The Nevin Economic Research Institute (NERI) has argued that the case for tax cuts in Budget 2017 is "very weak". Its senior economist Tom McDonnell said the budget should focus on measures to boost productivity and labour force participation, prioritising spending on infrastructure, education, research and childcare.
In its latest report on the economy, it forecasts GDP (gross domestic product) growth of 4.1 per cent this year and 3.7 per cent next year. It says employment growth, though moderating, should remain healthy, with the unemployment rate falling below seven per cent by the end of 2018.
The NERI report says Brexit remains a major risk to the Irish economy.

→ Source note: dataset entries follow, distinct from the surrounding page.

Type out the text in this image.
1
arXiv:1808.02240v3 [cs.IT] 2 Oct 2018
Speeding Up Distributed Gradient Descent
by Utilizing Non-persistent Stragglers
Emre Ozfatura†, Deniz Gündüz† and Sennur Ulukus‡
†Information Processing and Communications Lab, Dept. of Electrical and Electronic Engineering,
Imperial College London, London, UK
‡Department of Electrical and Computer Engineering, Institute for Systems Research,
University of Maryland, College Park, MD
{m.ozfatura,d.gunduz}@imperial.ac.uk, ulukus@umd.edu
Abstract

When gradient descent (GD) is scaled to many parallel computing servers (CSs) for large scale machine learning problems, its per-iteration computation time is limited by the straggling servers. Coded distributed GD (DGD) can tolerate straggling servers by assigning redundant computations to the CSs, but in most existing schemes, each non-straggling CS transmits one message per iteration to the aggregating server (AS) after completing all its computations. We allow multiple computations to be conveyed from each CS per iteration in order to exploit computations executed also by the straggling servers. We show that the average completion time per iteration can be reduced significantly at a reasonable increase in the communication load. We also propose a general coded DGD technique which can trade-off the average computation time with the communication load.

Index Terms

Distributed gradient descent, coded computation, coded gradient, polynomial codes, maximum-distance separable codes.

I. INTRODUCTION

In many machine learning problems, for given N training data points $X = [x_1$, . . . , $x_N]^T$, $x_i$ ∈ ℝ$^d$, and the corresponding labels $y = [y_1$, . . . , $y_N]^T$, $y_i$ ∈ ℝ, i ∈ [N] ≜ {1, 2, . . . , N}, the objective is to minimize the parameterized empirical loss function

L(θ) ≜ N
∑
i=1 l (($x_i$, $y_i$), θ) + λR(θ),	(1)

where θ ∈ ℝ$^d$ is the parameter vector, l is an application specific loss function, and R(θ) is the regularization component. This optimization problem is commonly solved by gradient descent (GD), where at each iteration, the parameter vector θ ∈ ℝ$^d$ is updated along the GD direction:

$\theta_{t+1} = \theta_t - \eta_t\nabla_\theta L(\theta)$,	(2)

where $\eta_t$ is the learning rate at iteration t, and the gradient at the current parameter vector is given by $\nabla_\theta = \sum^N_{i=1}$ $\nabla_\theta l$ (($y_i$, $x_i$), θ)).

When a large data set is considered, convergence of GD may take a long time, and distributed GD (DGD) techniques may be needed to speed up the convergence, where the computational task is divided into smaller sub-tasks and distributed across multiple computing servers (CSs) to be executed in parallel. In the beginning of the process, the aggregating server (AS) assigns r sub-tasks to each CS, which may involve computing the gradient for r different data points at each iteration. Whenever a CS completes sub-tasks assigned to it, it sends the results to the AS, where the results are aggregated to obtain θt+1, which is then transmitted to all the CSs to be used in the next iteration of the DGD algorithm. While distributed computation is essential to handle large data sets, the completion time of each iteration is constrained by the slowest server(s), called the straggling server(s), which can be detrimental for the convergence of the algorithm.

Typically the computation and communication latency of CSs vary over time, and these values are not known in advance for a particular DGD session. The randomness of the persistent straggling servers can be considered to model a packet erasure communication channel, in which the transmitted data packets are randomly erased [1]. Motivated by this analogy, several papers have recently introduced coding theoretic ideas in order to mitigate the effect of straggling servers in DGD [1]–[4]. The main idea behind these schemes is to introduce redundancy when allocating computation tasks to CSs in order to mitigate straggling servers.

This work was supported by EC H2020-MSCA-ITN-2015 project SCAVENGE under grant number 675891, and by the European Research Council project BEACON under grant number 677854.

It forecasts a negotiated settlement that minimises change to the existing trading relationship between Britain and the EU. Other risks to its forecasts include rising energy prices, weaker-than-expected productivity growth and greater-than-assumed damage to the labour force arising from the recession and prolonged stagnation.
On tax, the report says average rates of combined income tax and employee social security contributions in Ireland are significantly below OECD averages for both low and middle income earners.
NERI says state provision of subsidised childcare, the gradual tapering of family supports along with income and the introduction of refundable tax credits as a form of in-work benefit are examples of policies that could support higher labour force participation.
The think-tank calls for increased taxes on net wealth, intergenerational wealth transfers and property, and moves to reduce the scale and scope of tax reliefs.